Something I haven’t given much mention so far — in part because it can, and has been, the subject of entire books — is the absolute madness of Kay’s personal life. I would be remiss not to admit that my equation of Kay with her characters throughout this piece is largely because Kay, for the most part, was her characters — and then some. Really, the lives Kay’s characters led were mere softcore vignettes of her own gin-for-breakfast, bisexual, bed hopping life. Kay herself detailed all of this in personal journals kept throughout her career, which essentially became a rolodex in shorthand of her sexual exploits and consistent drunkenness (a favourite entry of mine simply reads, “Drunk again!”).  When Kay was still a fledgling actress and New York socialite in the late 20s, she caught the attention of notorious gossip columnist Adela Rogers St. Johns. Of Kay she said: “Kay Francis decided, as young folks so often do, that the best way to beat life at its own game was to never take anything seriously, never to believe in anything and then you couldn’t be disillusioned, never to build up any dreams and then you couldn’t be rudely awakened, never to throw your whole soul into the keeping of another human being and then you couldn’t be disappointed. Be a play-girl. That was the system.”

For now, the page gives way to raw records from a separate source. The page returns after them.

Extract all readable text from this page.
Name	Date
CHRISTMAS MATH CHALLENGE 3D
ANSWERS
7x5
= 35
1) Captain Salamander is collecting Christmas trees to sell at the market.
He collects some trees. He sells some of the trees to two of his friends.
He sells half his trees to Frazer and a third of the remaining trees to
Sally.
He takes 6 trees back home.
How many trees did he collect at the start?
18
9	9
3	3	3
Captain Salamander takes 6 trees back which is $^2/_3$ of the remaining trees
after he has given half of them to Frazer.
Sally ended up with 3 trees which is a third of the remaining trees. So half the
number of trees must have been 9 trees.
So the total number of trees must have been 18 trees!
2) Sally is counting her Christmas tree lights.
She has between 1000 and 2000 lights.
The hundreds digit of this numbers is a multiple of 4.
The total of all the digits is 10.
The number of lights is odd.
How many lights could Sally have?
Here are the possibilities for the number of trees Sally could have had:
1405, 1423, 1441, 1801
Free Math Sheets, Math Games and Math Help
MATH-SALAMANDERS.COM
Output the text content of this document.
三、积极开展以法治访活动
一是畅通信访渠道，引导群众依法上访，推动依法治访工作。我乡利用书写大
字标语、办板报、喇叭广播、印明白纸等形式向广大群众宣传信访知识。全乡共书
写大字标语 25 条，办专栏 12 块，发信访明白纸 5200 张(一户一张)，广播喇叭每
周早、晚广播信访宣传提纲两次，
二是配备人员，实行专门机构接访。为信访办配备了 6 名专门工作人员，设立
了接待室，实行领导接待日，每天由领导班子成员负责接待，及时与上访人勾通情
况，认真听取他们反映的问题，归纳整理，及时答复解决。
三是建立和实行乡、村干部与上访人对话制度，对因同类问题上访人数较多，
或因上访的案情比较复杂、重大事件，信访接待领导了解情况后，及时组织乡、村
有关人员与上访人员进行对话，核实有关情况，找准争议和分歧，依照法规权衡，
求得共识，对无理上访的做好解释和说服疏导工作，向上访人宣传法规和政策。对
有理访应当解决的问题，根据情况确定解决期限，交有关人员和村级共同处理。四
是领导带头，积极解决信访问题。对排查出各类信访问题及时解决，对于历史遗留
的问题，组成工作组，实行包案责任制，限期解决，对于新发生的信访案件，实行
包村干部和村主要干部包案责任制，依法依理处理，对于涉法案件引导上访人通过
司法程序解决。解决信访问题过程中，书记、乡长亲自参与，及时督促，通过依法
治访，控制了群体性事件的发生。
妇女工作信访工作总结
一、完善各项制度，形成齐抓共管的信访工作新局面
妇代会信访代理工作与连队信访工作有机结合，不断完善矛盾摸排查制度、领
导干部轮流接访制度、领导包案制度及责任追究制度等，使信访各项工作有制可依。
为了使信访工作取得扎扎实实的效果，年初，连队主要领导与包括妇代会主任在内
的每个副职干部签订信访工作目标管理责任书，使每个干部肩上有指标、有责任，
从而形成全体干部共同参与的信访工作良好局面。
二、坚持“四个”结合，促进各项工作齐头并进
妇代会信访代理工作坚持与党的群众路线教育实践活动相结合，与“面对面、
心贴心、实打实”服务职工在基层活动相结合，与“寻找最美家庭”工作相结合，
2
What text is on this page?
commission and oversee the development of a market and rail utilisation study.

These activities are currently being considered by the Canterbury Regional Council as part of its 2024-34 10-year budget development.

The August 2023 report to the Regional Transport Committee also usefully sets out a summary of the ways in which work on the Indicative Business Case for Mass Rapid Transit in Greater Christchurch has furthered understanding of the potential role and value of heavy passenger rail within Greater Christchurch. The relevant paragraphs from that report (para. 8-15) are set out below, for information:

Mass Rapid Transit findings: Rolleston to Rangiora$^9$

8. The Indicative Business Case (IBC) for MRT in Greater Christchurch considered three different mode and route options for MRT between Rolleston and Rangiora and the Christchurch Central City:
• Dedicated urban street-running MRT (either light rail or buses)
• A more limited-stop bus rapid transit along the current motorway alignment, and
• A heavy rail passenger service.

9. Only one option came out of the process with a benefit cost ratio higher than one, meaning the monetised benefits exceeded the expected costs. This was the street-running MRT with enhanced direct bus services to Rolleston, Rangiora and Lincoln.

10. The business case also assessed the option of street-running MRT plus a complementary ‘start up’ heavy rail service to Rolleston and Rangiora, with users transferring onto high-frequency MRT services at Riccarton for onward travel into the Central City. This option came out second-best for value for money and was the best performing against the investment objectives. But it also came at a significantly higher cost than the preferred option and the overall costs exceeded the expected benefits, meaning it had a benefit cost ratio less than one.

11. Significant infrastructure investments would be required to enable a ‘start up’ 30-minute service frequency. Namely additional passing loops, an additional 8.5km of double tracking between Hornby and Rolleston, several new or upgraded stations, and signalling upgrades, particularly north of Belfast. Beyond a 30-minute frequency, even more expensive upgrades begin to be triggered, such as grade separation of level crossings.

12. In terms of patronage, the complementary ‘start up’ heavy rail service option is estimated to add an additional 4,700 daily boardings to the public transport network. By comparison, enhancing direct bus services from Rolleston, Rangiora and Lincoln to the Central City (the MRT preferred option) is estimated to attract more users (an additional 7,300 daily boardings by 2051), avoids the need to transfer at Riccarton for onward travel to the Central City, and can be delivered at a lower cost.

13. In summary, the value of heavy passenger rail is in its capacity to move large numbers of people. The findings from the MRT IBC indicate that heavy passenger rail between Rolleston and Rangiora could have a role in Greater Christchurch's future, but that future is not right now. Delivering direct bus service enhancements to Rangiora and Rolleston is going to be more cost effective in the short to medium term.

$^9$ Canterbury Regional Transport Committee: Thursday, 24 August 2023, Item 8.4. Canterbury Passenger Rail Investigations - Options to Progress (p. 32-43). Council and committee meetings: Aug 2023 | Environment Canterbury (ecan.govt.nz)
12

The way she lived was as fizzy as the lives of her characters. When nothing lasts longer than an hour, the champagne can never go flat, nor can a genuinely nuanced performance take off the ground. Beating life at its own game usually means being left with not much of a life at all. After leaving movies Kay transitioned back to theatre, and did good work there for many years until she died in 1968 at the age of 63. She was survived by no one, and in her last will and testament she gave most of her fortune over to an organization for seeing eye dogs — a final effort to give meaning to her life’s denouement.

Kay Francis fans like myself apparently have no interest in respecting her mortal wish to be forgotten. Instead we read her personal journals and scatter our love for her across the corners of the internet in reverent eulogy of this weird, wonderful woman. However, none of us have captured Kay’s life as best as Kay did herself, in the very journal entry where her most quoted quote came from. To her likely chagrin, I give Kay the last word —

“My life? Well, I get up at a quarter to six in the morning if I'm going to wear an evening dress on camera. That sentence sounds a little ga-ga, doesn't it? But never mind, that's my life...As long as they pay me my salary, they can give me a broom and I'll sweep the stage. I don't give a damn. I want the money...When I die, I want to be cremated so that no sign of my existence is left on this earth. I can't wait to be forgotten."

[1] “Pre-Code” is understood as a genre as well as a historical moment between the dawn of talkies in 1929 and the implementation of the censorial Hays Code in 1934 which effectively neutered Hollywood in the name of conservative morality.